New figures from the Department for Transport show that 9,040 people were killed or injured on Britain’s roads in 2016 where a driver was over the legal limit for alcohol.
It is a 7% increase on the previous year and is the highest level since 2012, and represents one in 20 of all casualties in reported road accidents in 2016.
The figures show that 230 people died in drink-drive crashes during the year, up from 200 in 2015.
Paul Loughlin, a solicitor in motoring law at the national firm, Stephensons, said: “Today’s figures from the Department for Transport are a significant concern and will renew calls from many to review the drink-drive limit in England and Wales and continue to push for harsher penalties for those caught intoxicated behind the wheel.

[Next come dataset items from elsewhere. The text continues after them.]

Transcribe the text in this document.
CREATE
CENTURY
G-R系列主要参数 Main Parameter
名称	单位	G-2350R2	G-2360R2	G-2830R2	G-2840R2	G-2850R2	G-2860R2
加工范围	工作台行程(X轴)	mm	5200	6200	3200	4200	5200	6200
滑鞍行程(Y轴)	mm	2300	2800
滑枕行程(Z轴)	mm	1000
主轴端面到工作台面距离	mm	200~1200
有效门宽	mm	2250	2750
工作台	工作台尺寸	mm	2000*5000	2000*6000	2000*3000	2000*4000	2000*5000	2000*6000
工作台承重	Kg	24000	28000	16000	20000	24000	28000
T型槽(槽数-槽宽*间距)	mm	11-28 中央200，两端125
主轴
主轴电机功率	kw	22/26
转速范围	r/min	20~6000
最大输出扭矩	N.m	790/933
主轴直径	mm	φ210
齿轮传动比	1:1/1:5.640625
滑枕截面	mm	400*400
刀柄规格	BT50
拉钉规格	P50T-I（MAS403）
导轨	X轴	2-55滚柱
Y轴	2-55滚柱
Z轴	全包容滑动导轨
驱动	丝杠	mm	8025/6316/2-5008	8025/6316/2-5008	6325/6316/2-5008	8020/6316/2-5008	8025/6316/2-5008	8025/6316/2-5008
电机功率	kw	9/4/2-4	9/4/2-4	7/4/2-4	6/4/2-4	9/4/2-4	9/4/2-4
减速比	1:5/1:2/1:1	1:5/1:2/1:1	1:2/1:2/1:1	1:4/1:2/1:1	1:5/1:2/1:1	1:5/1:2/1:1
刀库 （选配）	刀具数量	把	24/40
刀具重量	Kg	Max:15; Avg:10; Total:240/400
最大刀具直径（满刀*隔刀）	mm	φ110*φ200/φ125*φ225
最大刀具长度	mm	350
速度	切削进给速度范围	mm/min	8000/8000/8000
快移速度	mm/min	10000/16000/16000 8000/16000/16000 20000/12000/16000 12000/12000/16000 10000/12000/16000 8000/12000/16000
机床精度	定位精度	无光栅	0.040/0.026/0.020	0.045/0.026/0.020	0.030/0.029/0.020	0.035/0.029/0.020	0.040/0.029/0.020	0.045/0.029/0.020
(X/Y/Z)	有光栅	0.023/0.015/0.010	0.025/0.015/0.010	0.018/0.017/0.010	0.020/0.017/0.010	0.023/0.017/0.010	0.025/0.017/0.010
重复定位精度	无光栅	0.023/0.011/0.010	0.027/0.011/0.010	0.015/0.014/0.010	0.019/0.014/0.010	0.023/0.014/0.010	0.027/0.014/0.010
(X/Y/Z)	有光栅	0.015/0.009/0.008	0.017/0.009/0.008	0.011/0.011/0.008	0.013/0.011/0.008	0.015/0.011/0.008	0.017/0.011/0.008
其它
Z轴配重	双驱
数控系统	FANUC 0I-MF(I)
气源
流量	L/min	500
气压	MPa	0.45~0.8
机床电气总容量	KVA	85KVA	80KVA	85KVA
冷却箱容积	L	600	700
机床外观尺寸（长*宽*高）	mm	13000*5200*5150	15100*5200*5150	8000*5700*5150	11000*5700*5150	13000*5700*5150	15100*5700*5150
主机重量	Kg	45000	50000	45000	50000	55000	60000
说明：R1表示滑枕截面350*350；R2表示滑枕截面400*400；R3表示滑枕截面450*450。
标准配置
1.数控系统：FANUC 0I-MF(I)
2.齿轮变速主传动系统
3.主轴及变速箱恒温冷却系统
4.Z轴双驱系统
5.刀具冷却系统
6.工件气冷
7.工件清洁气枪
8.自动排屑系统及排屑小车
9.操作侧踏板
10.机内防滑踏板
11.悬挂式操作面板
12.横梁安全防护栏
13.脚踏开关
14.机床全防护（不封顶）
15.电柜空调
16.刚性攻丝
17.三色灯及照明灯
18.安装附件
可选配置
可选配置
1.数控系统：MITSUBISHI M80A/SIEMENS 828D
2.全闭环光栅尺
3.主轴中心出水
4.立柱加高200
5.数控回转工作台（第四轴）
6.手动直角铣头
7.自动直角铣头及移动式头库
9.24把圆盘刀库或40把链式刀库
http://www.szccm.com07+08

“Since the start of the year, and the introduction of stricter sentencing guidelines back in April 2017, we’ve seen a significant uplift in the number of drivers seeking legal advice following a drink-drive offence.
“In January, immediately after the New Year celebrations, enquiries went up by 145% on the previous month and continue to remain high in comparison to the same period last year.
“In the vast majority of cases, these are first time offences; often people who feel they are ok to drive and then surprised when they produce a positive breath sample.
“Sleeping it off for a few hours, or even overnight, does not mean you have sufficiently sobered up. While you may feel less impaired, your blood alcohol level could still take you over the legal threshold.”
Joshua Harris, director of campaigns at road safety charity Brake, believes that these latest drink-drive figures show the problem to be an “increasing blight” on British roads.
However, he said: “The Government sits on its hands and refuses to address the issue.
“The current drink-driving limit gives a false impression that it is safe to drink and drive – this is a dangerous message and one that couldn’t be further from the truth. Research has shown even very small amounts of alcohol dramatically affect safe driving - drivers with levels of alcohol in their blood just half the current legal limit are at least twice more likely to die in a crash than those with no alcohol at all.
“Our current drink-driving law lacks clarity, is badly understood and supports the perception that mixing alcohol and driving is acceptable – this needs to change.”
Brake is calling for the Government to implement an effective zero tolerance drink-drive limit of 20mg per 100ml of blood.